Le mineur émancipé, quant à lui, jouit d’une capacité juridique complète en vertu de l’article 413-6 du Code civil. Il peut donc ouvrir et gérer un compte dans les mêmes conditions qu’un majeur, y compris pour une activité commerciale si celle-ci lui a été autorisée (article 413-8 du Code civil).
Les comptes des majeurs protégés: un équilibre entre protection et autonomie
Majeurs en tutelle: un encadrement strict
Les majeurs en tutelle sont frappés d’une incapacité générale comparable à celle des mineurs non émancipés. L’article 496 du Code civil établit un régime unique de tutelle applicable aux mineurs et aux majeurs.
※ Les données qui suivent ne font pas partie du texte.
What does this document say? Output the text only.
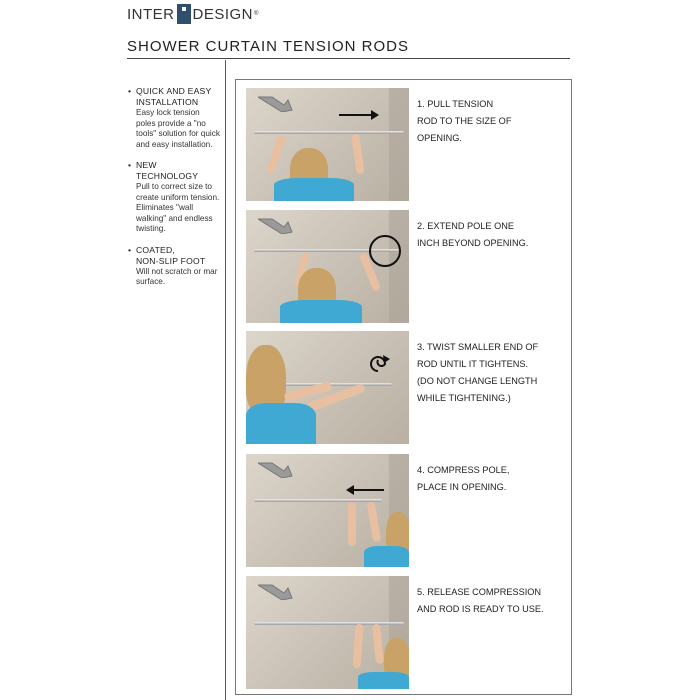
INTER DESIGN ®
SHOWER CURTAIN TENSION RODS
• QUICK AND EASY
INSTALLATION
Easy lock tension poles provide a "no tools" solution for quick and easy installation.
• NEW
TECHNOLOGY
Pull to correct size to create uniform tension. Eliminates "wall walking" and endless twisting.
• COATED,
NON-SLIP FOOT
Will not scratch or mar surface.
1. PULL TENSION
ROD TO THE SIZE OF
OPENING.
2. EXTEND POLE ONE
INCH BEYOND OPENING.
3. TWIST SMALLER END OF
ROD UNTIL IT TIGHTENS.
(DO NOT CHANGE LENGTH
WHILE TIGHTENING.)
4. COMPRESS POLE,
PLACE IN OPENING.
5. RELEASE COMPRESSION
AND ROD IS READY TO USE.
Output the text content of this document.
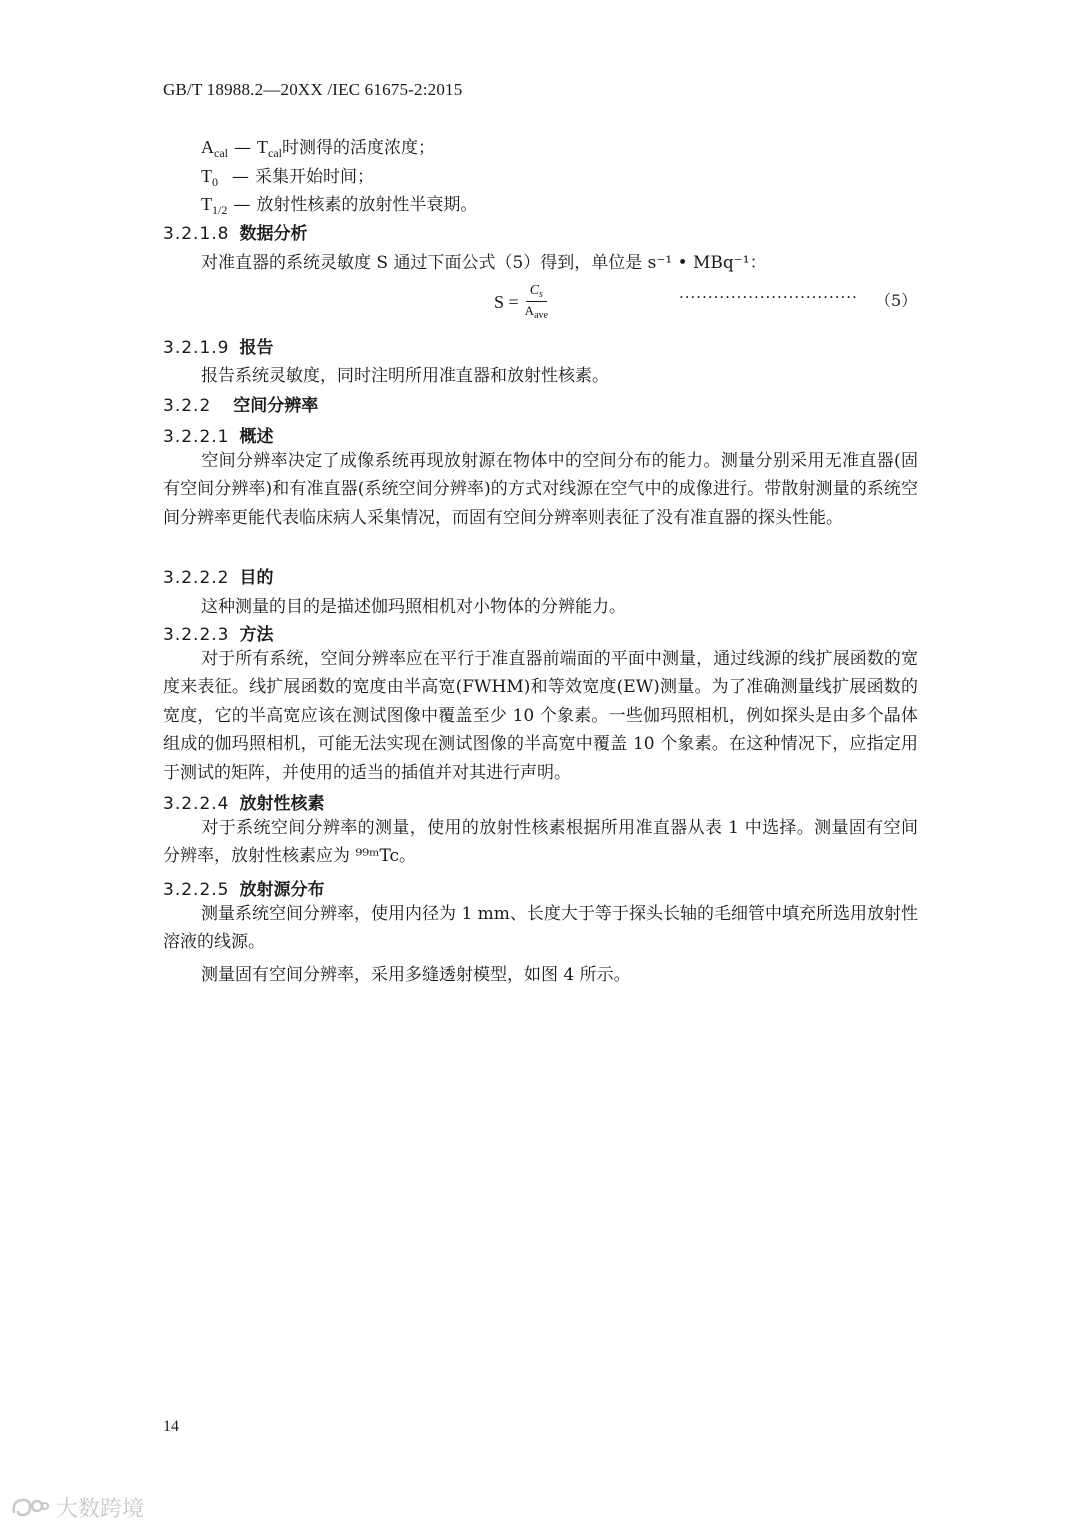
GB/T 18988.2—20XX /IEC 61675-2:2015
$A_{cal}$ — $T_{cal}$ 时测得的活度浓度；
$T_0$ — 采集开始时间；
$T_{1/2}$ — 放射性核素的放射性半衰期。
3.2.1.8 数据分析
对准直器的系统灵敏度 S 通过下面公式（5）得到，单位是 s⁻¹ • MBq⁻¹：
$S = \frac{C_s}{A_{ave}}$	······························· （5）
3.2.1.9 报告
报告系统灵敏度，同时注明所用准直器和放射性核素。
3.2.2 空间分辨率
3.2.2.1 概述
空间分辨率决定了成像系统再现放射源在物体中的空间分布的能力。测量分别采用无准直器(固有空间分辨率)和有准直器(系统空间分辨率)的方式对线源在空气中的成像进行。带散射测量的系统空间分辨率更能代表临床病人采集情况，而固有空间分辨率则表征了没有准直器的探头性能。
3.2.2.2 目的
这种测量的目的是描述伽玛照相机对小物体的分辨能力。
3.2.2.3 方法
对于所有系统，空间分辨率应在平行于准直器前端面的平面中测量，通过线源的线扩展函数的宽度来表征。线扩展函数的宽度由半高宽(FWHM)和等效宽度(EW)测量。为了准确测量线扩展函数的宽度，它的半高宽应该在测试图像中覆盖至少 10 个象素。一些伽玛照相机，例如探头是由多个晶体组成的伽玛照相机，可能无法实现在测试图像的半高宽中覆盖 10 个象素。在这种情况下，应指定用于测试的矩阵，并使用的适当的插值并对其进行声明。
3.2.2.4 放射性核素
对于系统空间分辨率的测量，使用的放射性核素根据所用准直器从表 1 中选择。测量固有空间分辨率，放射性核素应为 ⁹⁹ᵐTc。
3.2.2.5 放射源分布
测量系统空间分辨率，使用内径为 1 mm、长度大于等于探头长轴的毛细管中填充所选用放射性溶液的线源。
测量固有空间分辨率，采用多缝透射模型，如图 4 所示。
14
大数跨境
Pour l’ouverture et la gestion du compte, le tuteur agit au nom du majeur protégé. Les opérations qu’il peut effectuer seul se limitent aux actes d’administration. Les actes de disposition, notamment les retraits de capitaux, requièrent l’autorisation du conseil de famille ou du juge (article 505 du Code civil).
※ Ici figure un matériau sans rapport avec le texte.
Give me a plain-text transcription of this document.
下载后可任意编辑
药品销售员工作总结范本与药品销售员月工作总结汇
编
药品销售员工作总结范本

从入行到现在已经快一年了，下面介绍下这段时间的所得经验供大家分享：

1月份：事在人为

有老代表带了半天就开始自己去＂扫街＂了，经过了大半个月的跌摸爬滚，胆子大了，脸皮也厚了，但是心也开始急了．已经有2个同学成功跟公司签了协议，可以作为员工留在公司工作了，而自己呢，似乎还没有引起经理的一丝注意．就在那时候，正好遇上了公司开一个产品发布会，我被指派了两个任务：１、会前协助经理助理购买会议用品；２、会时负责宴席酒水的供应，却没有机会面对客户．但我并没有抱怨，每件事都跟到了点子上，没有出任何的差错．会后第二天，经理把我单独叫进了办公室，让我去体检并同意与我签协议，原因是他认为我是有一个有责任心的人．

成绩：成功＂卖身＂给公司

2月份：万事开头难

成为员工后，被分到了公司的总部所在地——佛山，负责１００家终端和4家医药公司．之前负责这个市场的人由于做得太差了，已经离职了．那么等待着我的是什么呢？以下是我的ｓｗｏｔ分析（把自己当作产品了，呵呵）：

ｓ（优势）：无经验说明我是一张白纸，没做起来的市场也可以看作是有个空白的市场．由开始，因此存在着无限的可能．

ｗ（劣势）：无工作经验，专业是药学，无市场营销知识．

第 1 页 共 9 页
Majeurs en curatelle: une autonomie encadrée
Les majeurs en curatelle conservent une plus grande autonomie. Ils peuvent ouvrir un compte et le faire fonctionner sous leur signature, mais certaines opérations nécessitent l’assistance du curateur.
L’article 467 du Code civil prévoit que le curateur doit contresigner les actes de disposition. Dans le cadre d’une curatelle renforcée, le curateur perçoit et gère les fonds du majeur comme le ferait un tuteur, mais laisse l’excédent à la libre disposition du majeur.
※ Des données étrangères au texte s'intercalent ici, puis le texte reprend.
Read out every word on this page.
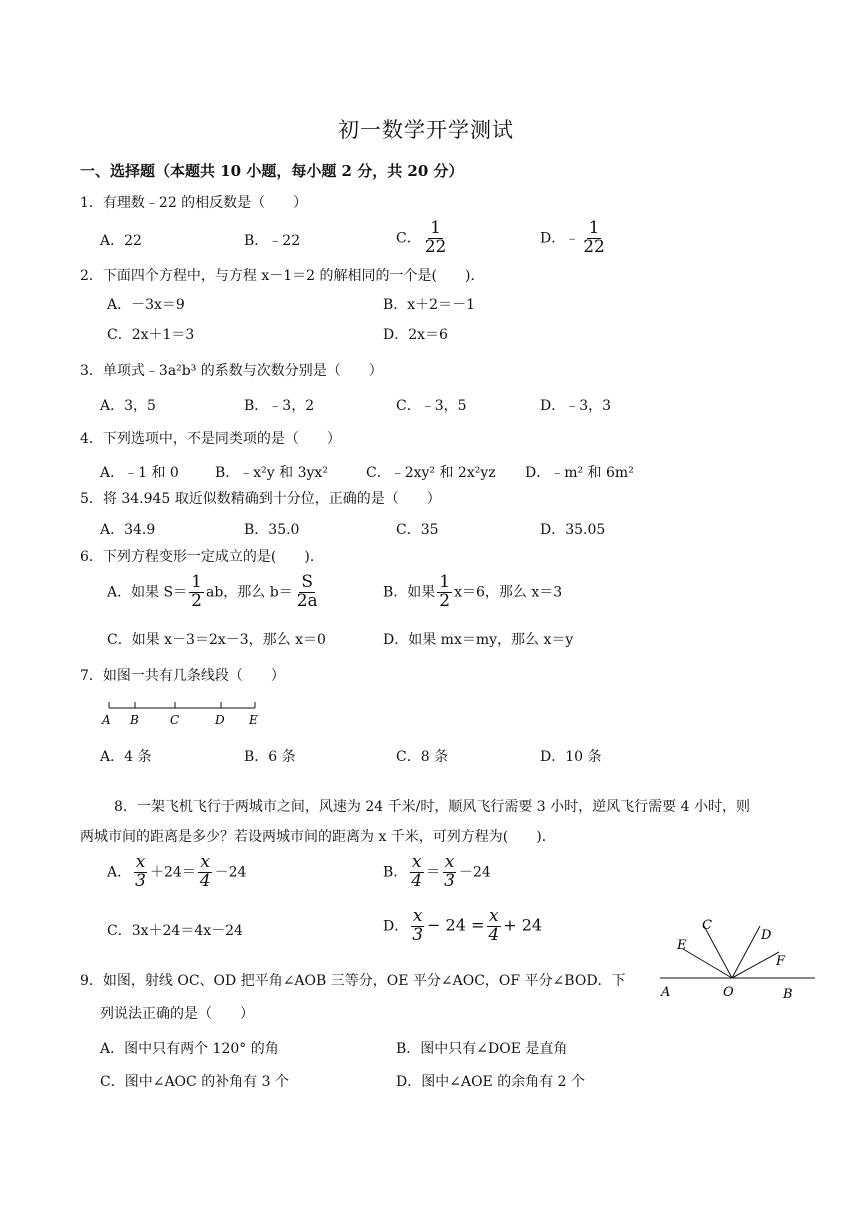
初一数学开学测试
一、选择题（本题共 10 小题，每小题 2 分，共 20 分）
1．有理数﹣22 的相反数是（　　）
A．22	B．﹣22	C． $\frac{1}{22}$	D．﹣ $\frac{1}{22}$
2．下面四个方程中，与方程 x－1＝2 的解相同的一个是(　　)．
A．－3x＝9	B．x＋2＝－1
C．2x＋1＝3	D．2x＝6
3．单项式﹣3a²b³ 的系数与次数分别是（　　）
A．3，5	B．﹣3，2	C．﹣3，5	D．﹣3，3
4．下列选项中，不是同类项的是（　　）
A．﹣1 和 0	B．﹣x²y 和 3yx²	C．﹣2xy² 和 2x²yz D．﹣m² 和 6m²
5．将 34.945 取近似数精确到十分位，正确的是（　　）
A．34.9	B．35.0	C．35	D．35.05
6．下列方程变形一定成立的是(　　)．
A．如果 $S= \frac{1}{2}$ ab，那么 $b= \frac{S}{2a}$	B．如果 $\frac{1}{2} x=6$，那么 x＝3
C．如果 x－3＝2x－3，那么 x＝0	D．如果 mx＝my，那么 x＝y
7．如图一共有几条线段（　　）
A B	C	D E
A．4 条	B．6 条	C．8 条	D．10 条
8．一架飞机飞行于两城市之间，风速为 24 千米/时，顺风飞行需要 3 小时，逆风飞行需要 4 小时，则
两城市间的距离是多少？若设两城市间的距离为 x 千米，可列方程为(　　)．
A． $\frac{x}{3} +24= \frac{x}{4} -24$	B． $\frac{x}{4} = \frac{x}{3} -24$
C．3x＋24＝4x－24	D． $\frac{x}{3} - 24 = \frac{x}{4} + 24$
A	O	B
C
D
E
F
9．如图，射线 OC、OD 把平角∠AOB 三等分，OE 平分∠AOC，OF 平分∠BOD．下
列说法正确的是（　　）
A．图中只有两个 120° 的角	B．图中只有∠DOE 是直角
C．图中∠AOC 的补角有 3 个	D．图中∠AOE 的余角有 2 个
Sauvegarde de justice et autres mesures
La sauvegarde de justice, le mandat de protection future et la mesure d’accompagnement judiciaire n’altèrent pas fondamentalement la capacité bancaire des personnes concernées. Elles peuvent continuer à gérer leurs comptes, avec toutefois des nuances:
- Sous sauvegarde de justice, la personne conserve sa capacité juridique mais ses actes sont susceptibles d’action en rescision pour lésion (article 435 du Code civil).
- Avec un mandat de protection future, le mandataire agit selon les pouvoirs définis dans le mandat (articles 477 et 490 du Code civil).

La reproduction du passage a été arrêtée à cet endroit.